Why Microsoft’s ‘Confirmed’ Surface Phone Shouldn’t Be A Phone – Forbes
The buzz around a new smartphone from Microsoft continues to build. Although Windows Phone has now reached the end of its life, Redmond is not finished with mobile technology. CEO Satya Nadella went as far as confirming that Microsoft will “make more phones, but they will not look like phones that are there today.”
On the consumer side of things, Microsoft will continue to build up its cloud based activities. Outlook, Office 365, Skype, OneDrive and others provide an intriguing and eminently usable environment for working on the move. With apps for iOS and Android (as well as MacOS and Windows 10), making a positive decision to use Microsoft on mobile is something consumers can easily do.
Hardware as a source of significant revenue is not the Microsoft way, at least not in mobile. Devices like the Surface Pro tablet, the Surface Book and the Surface Studio creative desktop environment are clear demonstrators of the potential of Windows 10 in specific hardware. The rise of ultratablets and 2 in 1 convertibles happened hand in hand with greater acceptance of Microsoft’s hardware endeavours (the argument over what the Surface Laptop is actually demonstrating can wait for another time).
Which leads me, once more, to circle back to Windows on smartphones.

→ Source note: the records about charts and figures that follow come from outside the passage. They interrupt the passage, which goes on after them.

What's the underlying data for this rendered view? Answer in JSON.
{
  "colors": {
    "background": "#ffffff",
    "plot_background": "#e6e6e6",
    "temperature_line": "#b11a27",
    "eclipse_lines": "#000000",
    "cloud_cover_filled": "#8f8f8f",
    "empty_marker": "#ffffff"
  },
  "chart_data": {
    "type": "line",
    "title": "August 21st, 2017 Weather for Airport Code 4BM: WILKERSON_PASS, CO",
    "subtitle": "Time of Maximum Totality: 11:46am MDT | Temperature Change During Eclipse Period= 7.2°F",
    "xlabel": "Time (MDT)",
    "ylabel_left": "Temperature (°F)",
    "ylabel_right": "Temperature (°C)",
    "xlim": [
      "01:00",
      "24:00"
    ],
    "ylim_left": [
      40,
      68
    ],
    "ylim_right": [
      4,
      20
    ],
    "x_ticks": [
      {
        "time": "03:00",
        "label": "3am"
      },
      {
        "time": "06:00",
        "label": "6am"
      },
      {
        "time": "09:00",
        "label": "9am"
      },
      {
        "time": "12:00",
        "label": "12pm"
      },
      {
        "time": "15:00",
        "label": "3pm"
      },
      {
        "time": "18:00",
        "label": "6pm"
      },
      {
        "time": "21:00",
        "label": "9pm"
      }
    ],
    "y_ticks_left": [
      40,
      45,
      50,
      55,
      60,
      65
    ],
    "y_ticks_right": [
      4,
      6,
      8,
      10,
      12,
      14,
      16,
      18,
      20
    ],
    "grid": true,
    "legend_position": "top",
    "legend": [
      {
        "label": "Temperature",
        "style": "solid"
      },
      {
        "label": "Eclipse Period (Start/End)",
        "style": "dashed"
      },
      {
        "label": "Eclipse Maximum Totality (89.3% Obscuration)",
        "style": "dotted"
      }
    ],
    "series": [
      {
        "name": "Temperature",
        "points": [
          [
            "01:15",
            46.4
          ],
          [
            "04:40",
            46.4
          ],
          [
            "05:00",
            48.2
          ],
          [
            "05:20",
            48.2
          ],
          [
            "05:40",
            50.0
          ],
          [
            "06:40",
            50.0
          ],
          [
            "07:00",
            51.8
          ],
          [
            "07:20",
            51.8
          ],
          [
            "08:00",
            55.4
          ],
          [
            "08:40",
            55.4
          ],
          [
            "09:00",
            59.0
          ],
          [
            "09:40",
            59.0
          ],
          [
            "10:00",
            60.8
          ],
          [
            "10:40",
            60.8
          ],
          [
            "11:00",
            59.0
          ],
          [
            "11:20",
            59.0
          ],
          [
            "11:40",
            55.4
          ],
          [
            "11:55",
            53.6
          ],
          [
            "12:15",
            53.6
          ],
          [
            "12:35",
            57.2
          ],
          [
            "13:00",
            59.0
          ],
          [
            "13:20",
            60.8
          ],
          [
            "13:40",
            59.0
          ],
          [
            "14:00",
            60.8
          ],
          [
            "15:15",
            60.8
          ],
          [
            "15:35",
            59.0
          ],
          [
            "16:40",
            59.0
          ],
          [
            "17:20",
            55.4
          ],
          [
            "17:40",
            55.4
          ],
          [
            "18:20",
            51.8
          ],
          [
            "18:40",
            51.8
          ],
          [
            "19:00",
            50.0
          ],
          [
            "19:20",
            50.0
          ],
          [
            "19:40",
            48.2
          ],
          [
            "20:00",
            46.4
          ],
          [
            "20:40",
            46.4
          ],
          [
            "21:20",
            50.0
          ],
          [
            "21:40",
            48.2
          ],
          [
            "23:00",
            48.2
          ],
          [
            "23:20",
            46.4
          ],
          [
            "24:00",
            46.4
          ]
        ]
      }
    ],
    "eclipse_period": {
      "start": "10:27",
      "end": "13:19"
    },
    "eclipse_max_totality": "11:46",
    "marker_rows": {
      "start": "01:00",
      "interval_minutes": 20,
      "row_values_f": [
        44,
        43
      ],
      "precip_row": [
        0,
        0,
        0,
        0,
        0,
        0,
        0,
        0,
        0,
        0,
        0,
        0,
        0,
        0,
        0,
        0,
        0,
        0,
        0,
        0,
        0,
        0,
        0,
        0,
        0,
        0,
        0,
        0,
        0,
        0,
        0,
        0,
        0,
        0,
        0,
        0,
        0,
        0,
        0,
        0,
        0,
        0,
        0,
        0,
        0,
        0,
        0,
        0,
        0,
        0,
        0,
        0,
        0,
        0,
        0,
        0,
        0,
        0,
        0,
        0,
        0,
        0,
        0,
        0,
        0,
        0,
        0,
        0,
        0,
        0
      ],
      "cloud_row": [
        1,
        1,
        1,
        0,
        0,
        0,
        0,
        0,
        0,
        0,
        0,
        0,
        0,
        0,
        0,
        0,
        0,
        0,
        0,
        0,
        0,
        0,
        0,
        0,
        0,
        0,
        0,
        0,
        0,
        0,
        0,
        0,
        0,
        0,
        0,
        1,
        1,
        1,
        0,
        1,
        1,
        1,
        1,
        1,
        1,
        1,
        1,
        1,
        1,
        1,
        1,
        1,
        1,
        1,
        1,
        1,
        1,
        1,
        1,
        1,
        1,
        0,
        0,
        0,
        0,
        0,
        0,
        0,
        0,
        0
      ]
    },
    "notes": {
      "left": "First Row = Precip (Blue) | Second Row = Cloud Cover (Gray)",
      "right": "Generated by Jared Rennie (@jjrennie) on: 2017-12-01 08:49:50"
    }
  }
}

I expect to see more smartphones launched with Windows 10 Mobile in 2017 and beyond. While the mobile version of Windows 10 is not making an appreciable impact on the market share for the next few years, there is a small cadre of Windows 10 Mobile users where the technology is an important part of their workflow. The majority of these can be found in the enterprise sector. While they will not want bleeding edge technology, their handsets will need to be competent and updated on a frequent bases. Handsets like the Alcatel Idol 4S for Windows will continue to have a place in the ecosystem. That’s why there will be a steady flow of Windows 10 Mobile powered handsets for the next few years.
Microsoft is going to keep its smartphone hardware team ticking over for thereat of the decade. They are going to throw out ideas, they are going to experiment and there are going to be lots of concept devices floating around Redmond.
In part that explains the latest published patent from Microsoft on smartphones. Titled ‘Wireless Communications Device’ it talks about a bendable smartphone with antenna, battery, SIM card holders and screen connectors split over a hinge to create a dual-winged device. Various form factors are on show in the patent as examples, but none of them are close to a finished product.
Perhaps one of these will be the basis of the Surface Phone?
Building a demonstration smartphone running Windows 10 to show its manufacturers what is possible is a smart thing to do. The question is whether Microsoft would reveal it to the public, let alone put it on sale. I’ve no doubt there is more than one traditional-looking smartphone inside Redmond running the latest Windows 10 Mobile builds on top-end hardware. I don’t see the value in going public with those devices.
I do see the value in changing the nature of a mobile device. That’s where the Surface Phone will come in. Not a single slab of glass with minimal bezels that are on offer just now. Instead, just as Satya Nadella predicted, Microsoft’s mobile device will break out of the current moribund design cues.
If there’s going to be a Surface Phone, it needs to come with a strong statement. That’s where the hints in the patents can come into play… where Microsoft can be brash and experimental… where showing what can be achieved is more important than focusing on the market share.